DOOD MET CHRISTUS – HOE HET NIET MOET De reden dat de schaduw niet meer centraal staat, is dat het Lichaam openbaar is geworden: Christus zelf is nu de werkelijkheid. In vers 20 schrijft Paulus, dat we nu dood zijn voor de machten van de wereld. Als je dood bent, hebben de geboden van de wereld niets meer over je te zeggen. Je moet je dus niet meer bezighouden met dingen die de aandacht van Christus af halen, door jezelf van alles te ontzeggen. Want dan ben je ten diepste bezig met het strelen van jezelf: “O, wat ben ik toch goed bezig!” Dan eer je in feite jezelf en niet God. Het is alleen maar religieuze zelfbevrediging. (2:23) Omdat Christus de Heer van de werkelijkheid is, moeten we geen voorschriften en wetten boven Hem plaatsen. Laat je dus niet veroordelen door mensen die dat wel doen.

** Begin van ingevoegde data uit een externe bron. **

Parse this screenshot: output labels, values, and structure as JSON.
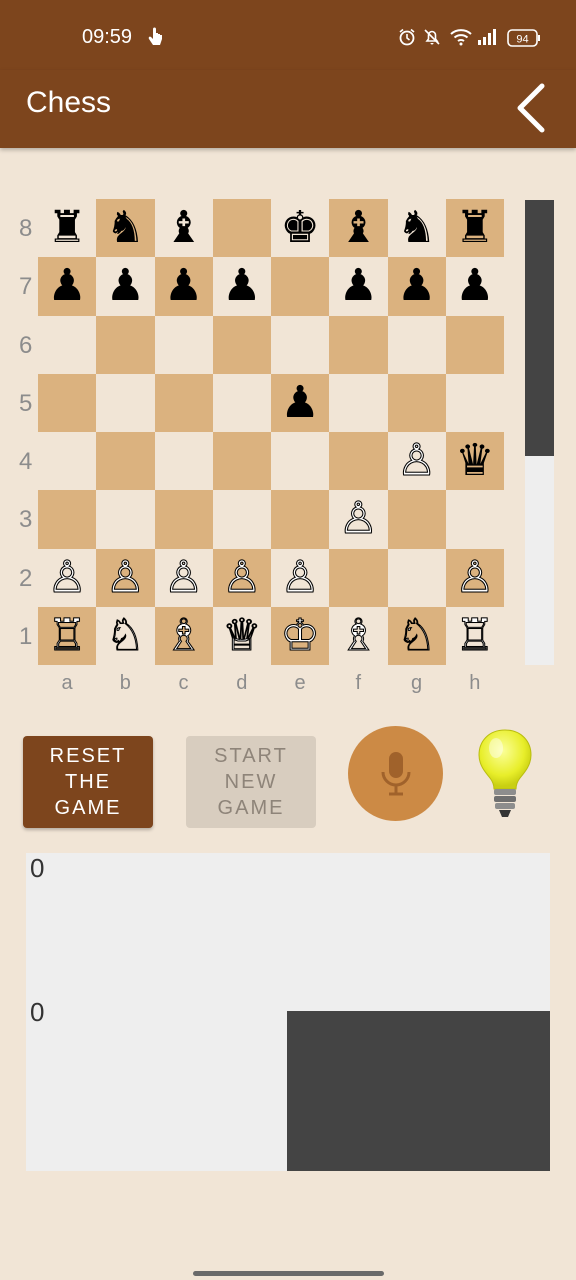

“Laat u niet veroordelen…” of (in de NBG’51) “Laat niemand u de prijs doen missen…” – er staat letterlijk ‘laat je niet terugfluiten’. Denk maar aan de scheidsrechter bij voetbal: die fluit bij een overtreding. Een voetballer die buitenspel staat en de bal toch het doel in schiet, wordt teruggefloten. Het doelpunt telt niet, het wordt gediskwalificeerd. Dat gebeurt ook wanneer mensen elkaar veroordelen: jij deugt niet, want jij houdt je niet aan de regels. Jij wordt gediskwalificeerd, uitgesloten, afgekeurd. Zo komt de eenheid in de gemeente in het gedrang, de onderlinge liefde bekoelt. Terwijl die liefde toch juist een kenmerk van de Gemeente is. (Johannes 13:35)
4
Verdeeldheid, haat, zelfbedachte godsdienst – het valt onder ‘de wereld’. Maar door te sterven met Christus val jij daar niet meer onder. Waarom laat je je dan nog veroordelen? Religie heeft geen macht over een gelovige. Laat je niet aanklagen, want “Hij heeft het document met voorschriften waarin wij werden aangeklaagd, uitgewist en het vernietigd door het aan het kruis te nagelen.” (2:14) Als God ons aanvaardt en niet meer veroordeelt, waarom doen wij dat dan wel bij elkaar? Laten we niet elkaars scheidsrechter zijn als de Hemelse Hoofdscheidsrechter niet fluit. Laten we elkaar niet steeds terugfluiten waardoor we de prijs missen, maar elkaar liever aanmoedigen om de prijs te winnen – om Christus te winnen. Neem daarin een voorbeeld aan Paulus, die schrijft daarover aan de Filippenzen schrijft: “Ik werd besneden toen ik acht dagen oud was en behoor tot het volk van Israël, tot de stam Benjamin, ik ben een geboren Hebreeër met de wetsopvatting van een Farizeeër en heb de gemeente fanatiek vervolgd. Aan wat er in de wet over gerechtigheid staat, voldeed ik volledig. Maar wat voor mij winst was, ben ik omwille van Christus als verlies gaan beschouwen. Sterker nog, alles beschouw ik als verlies. Het kennen van Christus Jezus, mijn Heer, overtreft immers alles. Omwille van Hem heb ik alles prijsgegeven; ik heb alles als afval weggegooid. Ik wilde Christus winnen en één met Hem zijn – niet door mijn eigen rechtvaardigheid omdat ik de wet naleef, maar door die van God, de rechtvaardigheid die er is door het geloof in Christus. Ik wil Christus kennen en de kracht van zijn opstanding ervaren, ik wil delen in zijn lijden en aan Hem gelijk worden in zijn dood, in de hoop misschien ook zelf uit de dood op te staan. Niet dat ik al zover ben en mijn doel al heb bereikt. Maar ik houd vol in de hoop eens dat te kunnen grijpen waarvoor Christus Jezus mij gegrepen heeft.” (Filippenzen 3:5-12)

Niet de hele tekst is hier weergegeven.